Lalu muncul episode baru: politik dinasti. Dulu doski pernah bilang, “Saya bukan bagian dari dinasti politik.” Tapi kok anaknya jadi walikota? Menantunya nyusul. Eh, anaknya tiba-tiba dicalonin jadi wapres. Masalahnya: umurnya belum cukup. Tapi tenang aja, Mahkamah Konstitusi langsung ngasih shortcut. Dan Ketua MK waktu itu? Ternyata ipar doski. Netizen pun bersorak: “Plot twist-nya Marvel kalah nih!”
Di internet, Mulyono masih bersinar kayak idol Korea. Selalu trending, dibela buzzer, dipuja netizen yang  bergaya dengan style “sederhana tapi powerful.” Tapi di lapangan, mulai dari Papua sampai desa-desa yang digusur, ceritanya beda. Banyak yang bilang: “Ini bukan pemimpin rakyat lagi, ini brand politik yang jago ngonten.”
Lalu datang babak terbaru: Sinetron Ijazah Palsu. Isunya udah lama beredar—katanya ijazah kuliah Mulyono nggak bisa diverifikasi. Tapi makin ke sini, makin rame. Sekarang bukan cuma ijazah kuliah, tapi juga ijazah SMA-nya ikut dipertanyakan. Dulu ada dua orang yang bilang, “Saya satu angkatan, nggak pernah ada nama itu di daftar lulusan.” Dulu sih dikira hoaks. Tapi sekarang, muncul lebih banyak orang yang berani buka suara—bukan bawa narasi, tapi bawa bukti dokumen asli dan catatan akademik.

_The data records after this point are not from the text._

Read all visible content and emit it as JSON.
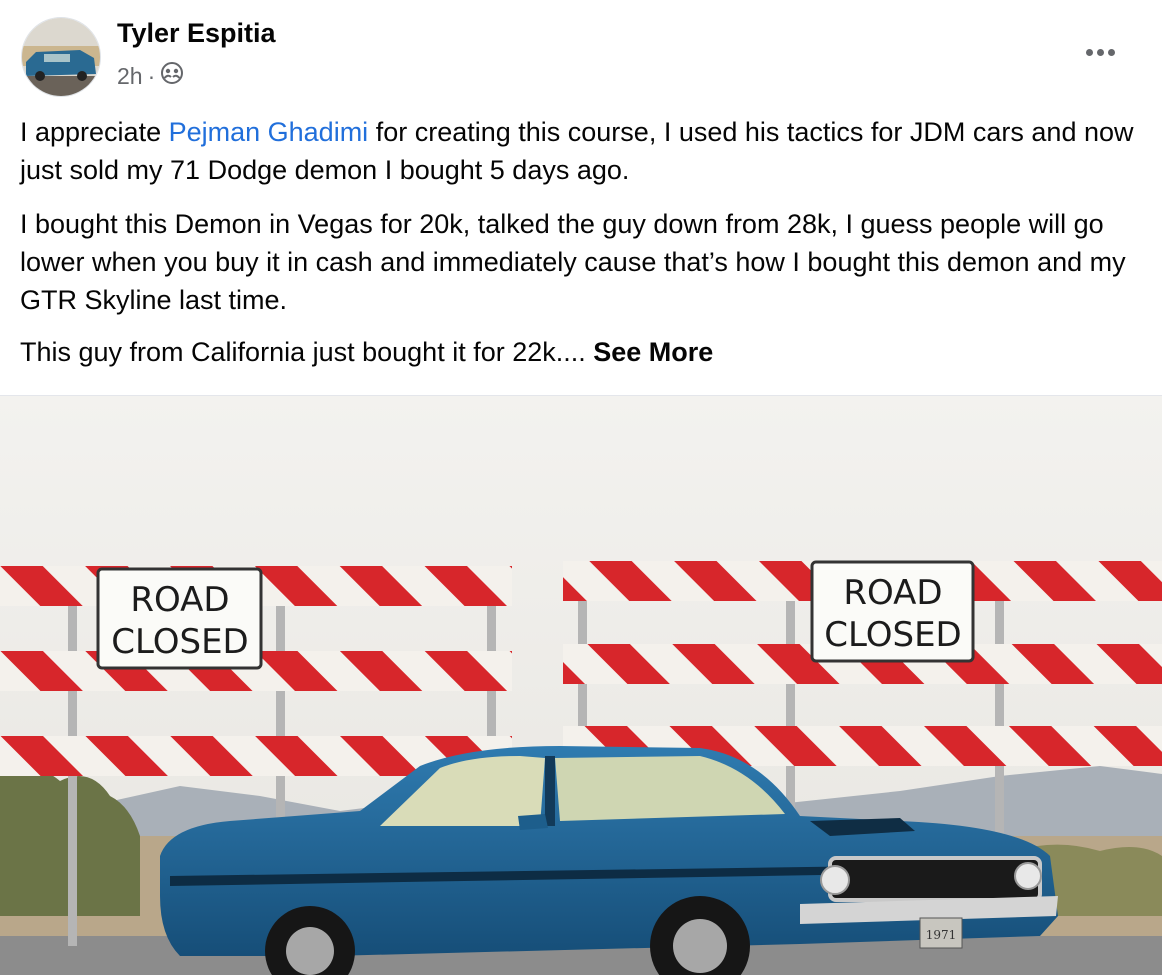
{
  "post": {
    "author": "Tyler Espitia",
    "time": "2h",
    "separator": "·",
    "audience_icon": "friends-globe-icon",
    "more_icon": "more-options-icon",
    "paragraph1": {
      "before": "I appreciate ",
      "mention": "Pejman Ghadimi",
      "after": " for creating this course, I used his tactics for JDM cars and now just sold my 71 Dodge demon I bought 5 days ago."
    },
    "paragraph2": "I bought this Demon in Vegas for 20k, talked the guy down from 28k, I guess people will go lower when you buy it in cash and immediately cause that’s how I bought this demon and my GTR Skyline last time.",
    "paragraph3": {
      "text": "This guy from California just bought it for 22k.... ",
      "see_more": "See More"
    }
  },
  "photo": {
    "sign_left": [
      "ROAD",
      "CLOSED"
    ],
    "sign_right": [
      "ROAD",
      "CLOSED"
    ],
    "plate": "1971"
  },
  "colors": {
    "mention": "#216fdb",
    "secondary": "#65676b",
    "car_blue": "#1d5e8c",
    "barrier_red": "#d7262b"
  }
}
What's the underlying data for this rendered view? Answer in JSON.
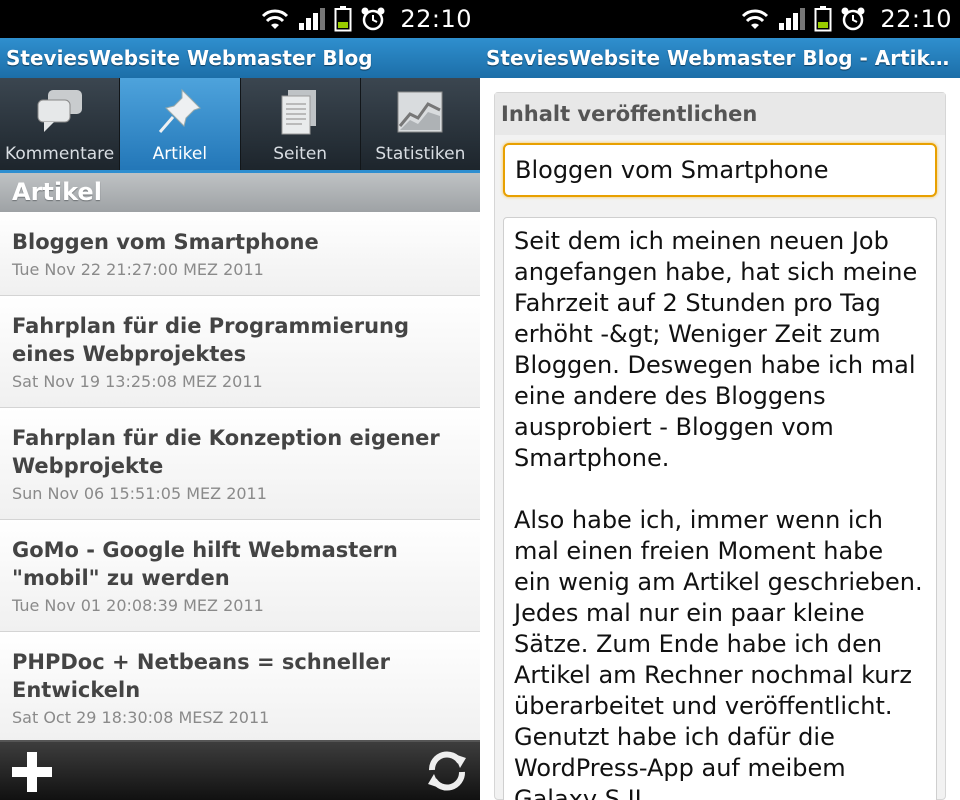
{
  "status_bar": {
    "time": "22:10"
  },
  "left": {
    "title": "SteviesWebsite Webmaster Blog",
    "tabs": [
      {
        "label": "Kommentare",
        "icon": "comments-icon",
        "active": false
      },
      {
        "label": "Artikel",
        "icon": "pushpin-icon",
        "active": true
      },
      {
        "label": "Seiten",
        "icon": "pages-icon",
        "active": false
      },
      {
        "label": "Statistiken",
        "icon": "stats-chart-icon",
        "active": false
      }
    ],
    "section_header": "Artikel",
    "posts": [
      {
        "title": "Bloggen vom Smartphone",
        "date": "Tue Nov 22 21:27:00 MEZ 2011"
      },
      {
        "title": "Fahrplan für die Programmierung eines Webprojektes",
        "date": "Sat Nov 19 13:25:08 MEZ 2011"
      },
      {
        "title": "Fahrplan für die Konzeption eigener Webprojekte",
        "date": "Sun Nov 06 15:51:05 MEZ 2011"
      },
      {
        "title": "GoMo - Google hilft Webmastern \"mobil\" zu werden",
        "date": "Tue Nov 01 20:08:39 MEZ 2011"
      },
      {
        "title": "PHPDoc + Netbeans = schneller Entwickeln",
        "date": "Sat Oct 29 18:30:08 MESZ 2011"
      }
    ]
  },
  "right": {
    "title": "SteviesWebsite Webmaster Blog - Artikel bea...",
    "panel_heading": "Inhalt veröffentlichen",
    "post_title_value": "Bloggen vom Smartphone",
    "content": "Seit dem ich meinen neuen Job angefangen habe, hat sich meine Fahrzeit auf 2 Stunden pro Tag erhöht -&gt; Weniger Zeit zum Bloggen. Deswegen habe ich mal eine andere des Bloggens ausprobiert - Bloggen vom Smartphone.\n\nAlso habe ich, immer wenn ich mal einen freien Moment habe ein wenig am Artikel geschrieben. Jedes mal nur ein paar kleine Sätze. Zum Ende habe ich den Artikel am Rechner nochmal kurz überarbeitet und veröffentlicht. Genutzt habe ich dafür die WordPress-App auf meibem Galaxy S II."
  }
}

Respons dari kubu Mulyono? Buka ijazah secara transparan? Tantang debat terbuka? Kagak. Malah banyak pelapor yang dibungkam, dikriminalisasi, atau dicitrakan kayak orang sakit jiwa. Publik jadi mikir, “Kalau ijazahnya asli, kenapa nggak pernah mau dibuka?”

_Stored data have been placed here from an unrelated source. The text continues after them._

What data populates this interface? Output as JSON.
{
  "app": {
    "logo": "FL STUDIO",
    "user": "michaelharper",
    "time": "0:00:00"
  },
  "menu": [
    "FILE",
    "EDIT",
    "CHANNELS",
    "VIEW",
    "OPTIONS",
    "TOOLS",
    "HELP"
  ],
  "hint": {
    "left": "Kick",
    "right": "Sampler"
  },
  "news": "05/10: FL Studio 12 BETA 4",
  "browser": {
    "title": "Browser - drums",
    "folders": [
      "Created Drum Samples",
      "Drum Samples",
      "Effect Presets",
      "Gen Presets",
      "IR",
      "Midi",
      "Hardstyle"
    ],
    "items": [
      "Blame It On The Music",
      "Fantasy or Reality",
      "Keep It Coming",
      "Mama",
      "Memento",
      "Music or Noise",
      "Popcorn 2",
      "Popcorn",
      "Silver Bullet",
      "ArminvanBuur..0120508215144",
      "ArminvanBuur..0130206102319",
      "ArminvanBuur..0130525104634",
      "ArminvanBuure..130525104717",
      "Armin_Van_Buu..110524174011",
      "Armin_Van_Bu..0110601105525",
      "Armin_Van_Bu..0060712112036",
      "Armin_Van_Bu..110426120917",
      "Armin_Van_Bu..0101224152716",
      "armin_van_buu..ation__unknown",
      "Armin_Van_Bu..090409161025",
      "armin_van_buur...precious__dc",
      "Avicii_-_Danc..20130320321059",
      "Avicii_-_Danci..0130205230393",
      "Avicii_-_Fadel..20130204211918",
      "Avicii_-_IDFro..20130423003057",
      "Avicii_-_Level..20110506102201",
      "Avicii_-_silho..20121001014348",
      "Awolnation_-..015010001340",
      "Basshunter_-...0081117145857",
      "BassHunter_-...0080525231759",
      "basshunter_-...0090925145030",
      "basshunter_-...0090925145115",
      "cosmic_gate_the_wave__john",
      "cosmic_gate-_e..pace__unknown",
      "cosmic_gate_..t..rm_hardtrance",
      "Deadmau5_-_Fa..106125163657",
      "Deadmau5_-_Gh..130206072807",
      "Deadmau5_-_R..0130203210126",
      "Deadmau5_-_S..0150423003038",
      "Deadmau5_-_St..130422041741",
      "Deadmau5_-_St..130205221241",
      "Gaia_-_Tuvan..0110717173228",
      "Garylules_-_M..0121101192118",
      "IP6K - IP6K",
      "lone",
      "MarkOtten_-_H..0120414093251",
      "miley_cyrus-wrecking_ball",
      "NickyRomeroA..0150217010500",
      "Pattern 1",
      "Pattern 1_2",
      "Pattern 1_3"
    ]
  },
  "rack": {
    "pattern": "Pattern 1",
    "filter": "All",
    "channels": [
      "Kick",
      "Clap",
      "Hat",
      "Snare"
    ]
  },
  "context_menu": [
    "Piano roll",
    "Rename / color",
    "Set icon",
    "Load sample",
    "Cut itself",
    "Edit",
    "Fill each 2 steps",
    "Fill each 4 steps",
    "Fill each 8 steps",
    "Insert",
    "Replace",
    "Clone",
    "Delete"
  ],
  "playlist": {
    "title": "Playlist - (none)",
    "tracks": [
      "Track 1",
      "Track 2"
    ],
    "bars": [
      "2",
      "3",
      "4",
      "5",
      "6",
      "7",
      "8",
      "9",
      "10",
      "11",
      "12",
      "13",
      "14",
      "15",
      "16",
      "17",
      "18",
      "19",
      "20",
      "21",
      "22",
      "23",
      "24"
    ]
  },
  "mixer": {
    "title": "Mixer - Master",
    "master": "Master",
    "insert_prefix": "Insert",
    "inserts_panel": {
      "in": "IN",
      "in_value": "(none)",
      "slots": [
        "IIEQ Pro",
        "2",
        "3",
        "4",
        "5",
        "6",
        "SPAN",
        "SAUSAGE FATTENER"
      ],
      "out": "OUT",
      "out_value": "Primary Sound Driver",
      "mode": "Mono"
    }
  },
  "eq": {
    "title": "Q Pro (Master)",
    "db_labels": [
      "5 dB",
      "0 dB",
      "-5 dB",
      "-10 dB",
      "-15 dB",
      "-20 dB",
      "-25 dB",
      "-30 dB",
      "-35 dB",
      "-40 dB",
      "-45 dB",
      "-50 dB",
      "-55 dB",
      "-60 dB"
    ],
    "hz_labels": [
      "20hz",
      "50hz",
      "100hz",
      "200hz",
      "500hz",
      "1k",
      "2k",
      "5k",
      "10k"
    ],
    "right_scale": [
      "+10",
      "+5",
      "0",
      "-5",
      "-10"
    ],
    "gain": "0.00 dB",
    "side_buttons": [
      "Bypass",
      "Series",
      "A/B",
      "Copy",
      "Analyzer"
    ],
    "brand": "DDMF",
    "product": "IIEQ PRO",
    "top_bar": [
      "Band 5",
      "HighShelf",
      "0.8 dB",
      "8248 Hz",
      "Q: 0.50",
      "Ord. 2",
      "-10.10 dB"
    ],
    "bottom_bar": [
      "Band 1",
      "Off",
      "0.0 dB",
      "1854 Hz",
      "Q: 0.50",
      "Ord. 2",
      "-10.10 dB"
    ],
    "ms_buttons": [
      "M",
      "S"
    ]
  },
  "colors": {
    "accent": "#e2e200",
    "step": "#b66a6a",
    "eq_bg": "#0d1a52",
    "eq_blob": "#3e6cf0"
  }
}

Nah, di sinilah inti masalahnya: kita hidup di zaman citra lebih penting dari isi. Yang penting tampilannya kalem, senyumnya adem, bajunya putih, dan caption-nya bijak. Isinya? Nanti dulu. Politik udah berubah jadi pertunjukan visual, dan rakyat cuma jadi penonton yang disuapi ilusi. Pemimpin yang jujur dan bernyali malah dicap nyinyir. Media sibuk framing narasi. Dan kita? Lupa bahwa demokrasi bukan soal aktor terbaik, tapi soal siapa yang paling bertanggungjawab di balik layar."

Dalam jangka panjang, pemimpin populis itu bahaya dua arah: Cepat bikin rusak (kayak ngegas hoax dan framing), dan lambat tapi pasti, tetep ngerusak (lewat normalisasi otoriterisme dan ngacak-ngacak sistem dari dalam). So, jangan sampe ketipu gaya. Institusi jadi loyo, lama-lama, institusi penting kayak pengadilan atau kepolisian bisa "dipretelin". Mereka ganti orang-orang kritis dengan yang loyal. Sekali rusak, susah bener sembuhnya.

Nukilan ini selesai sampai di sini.